Dieudonné est aujourd'hui accusé d'être antisémite et tout simplement nazi. Va falloir y aller point par point.
Antisémitisme?
Les "débats" sur Dieudonné sont monnaie courante. Dorénavant, je n'y participe qu'à deux conditions :1/ que les contradicteurs admettent que le Verdict puisse être contesté2/ que le terme "antisémitisme" soit défini
La première conséquence de ces exigences est que cela m'évite de m'épuiser dans des myriades de discussions, la plupart des contradicteurs décrétant détenir la Vérité descendue sur Terre qu'on ne saurait remettre en cause (à moins d'être détraqué psychologiquement et/ou nazi soi-même) et se posent ainsi en défenseurs de la Raison (humaniste, démocrate, tolérante, Voltaire quoi), ce qui ne les empêche absolument pas, en revanche, de trouver logique de débattre sans en avoir défini les termes, puisqu'ils refusent tout aussi fréquemment de définir "antisémitisme". Résumé : on doit déclarer Dieudonné antisémite, mais on ne doit pas dire ce que signifie "antisémite". Curieux.
Pour moi, un antisémite serait quelqu'un qui prête des "qualités" à un groupe nommé "Les Juifs" et qui attribue ces qualités à tous les membres qui (d'après lui) composent ce groupe. [Petit aparté : je ne reviens pas sur le choix malheureux du mot désignant les peuples sémites, ça alourdirait encore le billet pour pas grand chose.] C'est peut-être curieux, mais c'est ainsi, je définis l'antisémitisme comme un racisme anti-Juifs. Dès lors, je ne vois pas bien l'utilité d'avoir un mot spécifique qui contribue selon moi à la prospérité du racisme anti-Juifs. On nous dit : les clichés anti-Juifs sont différents des clichés anti-Arabes. Oui, mais les clichés anti-Roumains sont différents des clichés anti-Noirs, etc. A partir du moment où on entretient une spécificité, on alimente les spéculations sur cette spécificité. Bref.

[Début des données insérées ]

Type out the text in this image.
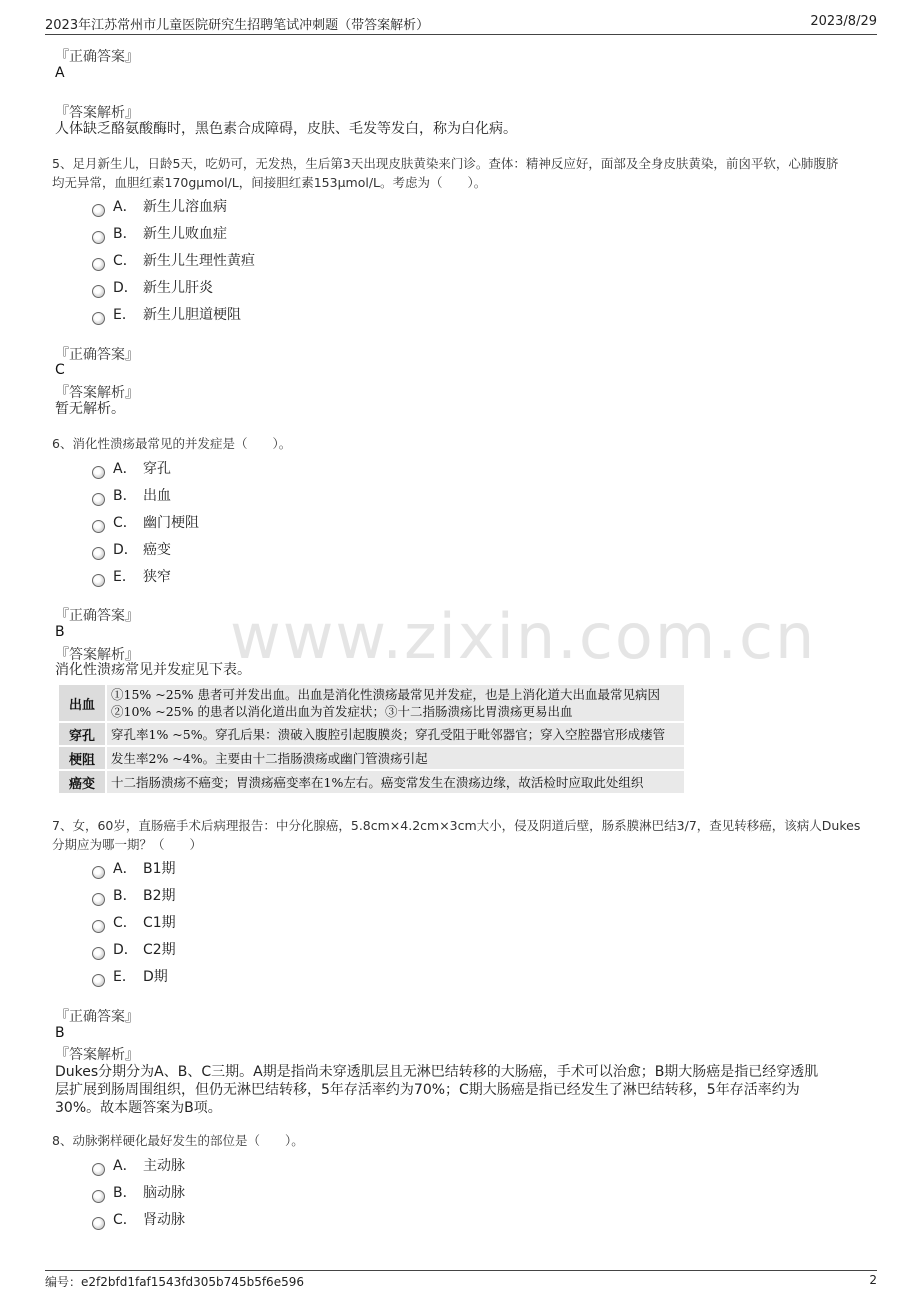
2023年江苏常州市儿童医院研究生招聘笔试冲刺题（带答案解析）	2023/8/29
www.zixin.com.cn
『正确答案』
A
『答案解析』
人体缺乏酪氨酸酶时，黑色素合成障碍，皮肤、毛发等发白，称为白化病。
5、足月新生儿，日龄5天，吃奶可，无发热，生后第3天出现皮肤黄染来门诊。查体：精神反应好，面部及全身皮肤黄染，前囟平软，心肺腹脐
均无异常，血胆红素170gμmol/L，间接胆红素153μmol/L。考虑为（　　）。
A． 新生儿溶血病
B． 新生儿败血症
C． 新生儿生理性黄疸
D． 新生儿肝炎
E． 新生儿胆道梗阻
『正确答案』
C
『答案解析』
暂无解析。
6、消化性溃疡最常见的并发症是（　　）。
A． 穿孔
B． 出血
C． 幽门梗阻
D． 癌变
E． 狭窄
『正确答案』
B
『答案解析』
消化性溃疡常见并发症见下表。
出血	①15% ~25% 患者可并发出血。出血是消化性溃疡最常见并发症，也是上消化道大出血最常见病因
②10% ~25% 的患者以消化道出血为首发症状；③十二指肠溃疡比胃溃疡更易出血

穿孔	穿孔率1% ~5%。穿孔后果：溃破入腹腔引起腹膜炎；穿孔受阻于毗邻器官；穿入空腔器官形成瘘管
梗阻	发生率2% ~4%。主要由十二指肠溃疡或幽门管溃疡引起
癌变	十二指肠溃疡不癌变；胃溃疡癌变率在1%左右。癌变常发生在溃疡边缘，故活检时应取此处组织
7、女，60岁，直肠癌手术后病理报告：中分化腺癌，5.8cm×4.2cm×3cm大小，侵及阴道后壁，肠系膜淋巴结3/7，查见转移癌，该病人Dukes
分期应为哪一期？（　　）
A． B1期
B． B2期
C． C1期
D． C2期
E． D期
『正确答案』
B
『答案解析』
Dukes分期分为A、B、C三期。A期是指尚未穿透肌层且无淋巴结转移的大肠癌，手术可以治愈；B期大肠癌是指已经穿透肌
层扩展到肠周围组织，但仍无淋巴结转移，5年存活率约为70%；C期大肠癌是指已经发生了淋巴结转移，5年存活率约为
30%。故本题答案为B项。
8、动脉粥样硬化最好发生的部位是（　　）。
A． 主动脉
B． 脑动脉
C． 肾动脉
编号：e2f2bfd1faf1543fd305b745b5f6e596	2
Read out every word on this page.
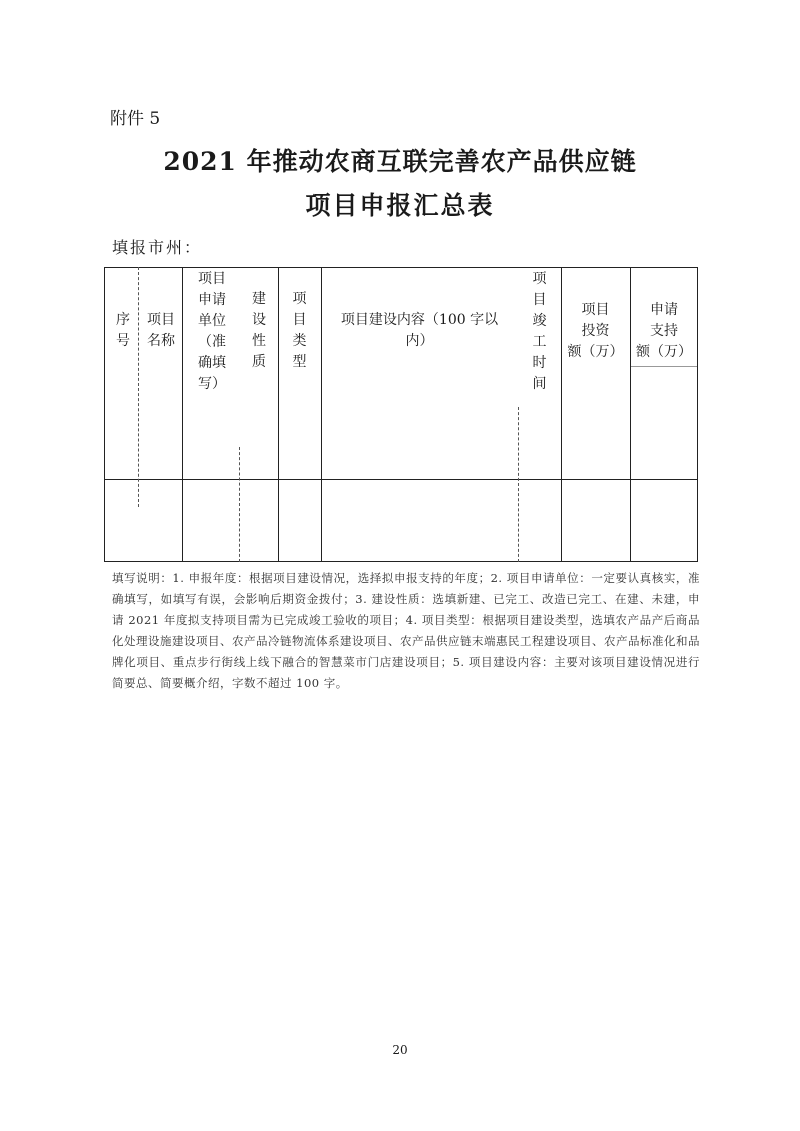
附件 5
2021 年推动农商互联完善农产品供应链
项目申报汇总表
填报市州：
序
号
项目
名称
项目
申请
单位
（准
确填
写）
建
设
性
质
项
目
类
型
项目建设内容（100 字以
内）
项
目
竣
工
时
间
项目
投资
额（万）
申请
支持
额（万）
填写说明：1. 申报年度：根据项目建设情况，选择拟申报支持的年度；2. 项目申请单位：一定要认真核实，准确填写，如填写有误，会影响后期资金拨付；3. 建设性质：选填新建、已完工、改造已完工、在建、未建，申请 2021 年度拟支持项目需为已完成竣工验收的项目；4. 项目类型：根据项目建设类型，选填农产品产后商品化处理设施建设项目、农产品冷链物流体系建设项目、农产品供应链末端惠民工程建设项目、农产品标准化和品牌化项目、重点步行街线上线下融合的智慧菜市门店建设项目；5. 项目建设内容：主要对该项目建设情况进行简要总、简要概介绍，字数不超过 100 字。
20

Bref, ce qui serait condamnable à mes yeux, serait effectivement de prêter des "qualités" (positives ou négatives) à un groupe (humain, ou non, d'ailleurs) et d'attribuer ces "qualités" à tous les membres de ce dit-groupe. Ça, ça n'a aucun sens. C'est contraire à toute idée d'autonomie, et sans même avoir à évoquer les-heures-les-plus-sombres-de-notre-histoire, ça révolte l'esprit, en tout cas le mien. Quand je dis : "condamnable", j'entends : "intellectuellement". Il ne me viendrait pas à l'esprit encore lui, de poursuivre en justice un raciste. Ce serait aussi contraire à toute idée d'autonomie, et une stratégie de faiblesse assez lamentable.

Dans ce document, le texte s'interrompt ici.